There was something of a warning that the imminent introduction of the Carbon Reduction Commitment in the UK could lead to ecosystem participants outsourcing energy-intensive activities to offshore operators, which could drive up overall emissions from the sector.
With similar initiatives and regulations in the pipeline for a number of developed markets, enterprises will clearly be exploring their options for reducing direct carbon emissions, and as we have already noted, there are technologies available to ease this process. However, the option of outsourcing datacenter operations may also prove an appealing way to reduce liabilities for emissions, especially as developing markets where green regulations are not in force are also likely to offer cost savings when compared to more controlled locations.
Speaking to BusinessGreen.com, Liam Newcombe, secretary of the datacenter specialist group at the British Computer Society, warned that meeting green requirements might provide a "perverse incentive" for enterprises to outsource their datacenter activities to offshore partners.
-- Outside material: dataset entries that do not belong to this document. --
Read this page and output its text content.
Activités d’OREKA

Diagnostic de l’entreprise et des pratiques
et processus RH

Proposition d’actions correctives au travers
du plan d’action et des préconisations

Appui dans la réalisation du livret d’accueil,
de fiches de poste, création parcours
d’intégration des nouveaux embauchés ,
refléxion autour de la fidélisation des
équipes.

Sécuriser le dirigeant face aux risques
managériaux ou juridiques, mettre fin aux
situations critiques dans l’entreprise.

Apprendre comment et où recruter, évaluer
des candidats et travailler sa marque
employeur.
He suggested that companies may adopt a "slow and more creeping" approach to this, in order to avoid accusations that they are attempting to outsource their carbon emissions -- for example by installing new or updated equipment into co-location or other third-party facilities, rather than in-house.
A survey by The IT Job Board found that 89% of UK respondents wanted to see grants and incentives for companies adopting sustainable technologies, with an acceptance that "any government incentives would have to be balanced by taxes on those not reducing their environmental footprint". Almost half of those polled said that the main objective of any "green IT" scheme is still reducing costs -- meaning arguably that these are not green IT schemes at all, but programmes where the environmental benefits are a secondary bonus.
It was again noted that sales of carbon accounting software is likely to boom in 2010, with Groom Energy Solutions identifying three drivers for this. Firstly, companies are being pressured into being greener by customers and state agencies. Secondly, there are cost savings to be achieved in the long-run resulting from the adoption of green technology. And finally, many corporations already have sustainability programmes in place, necessitating carbon accounting.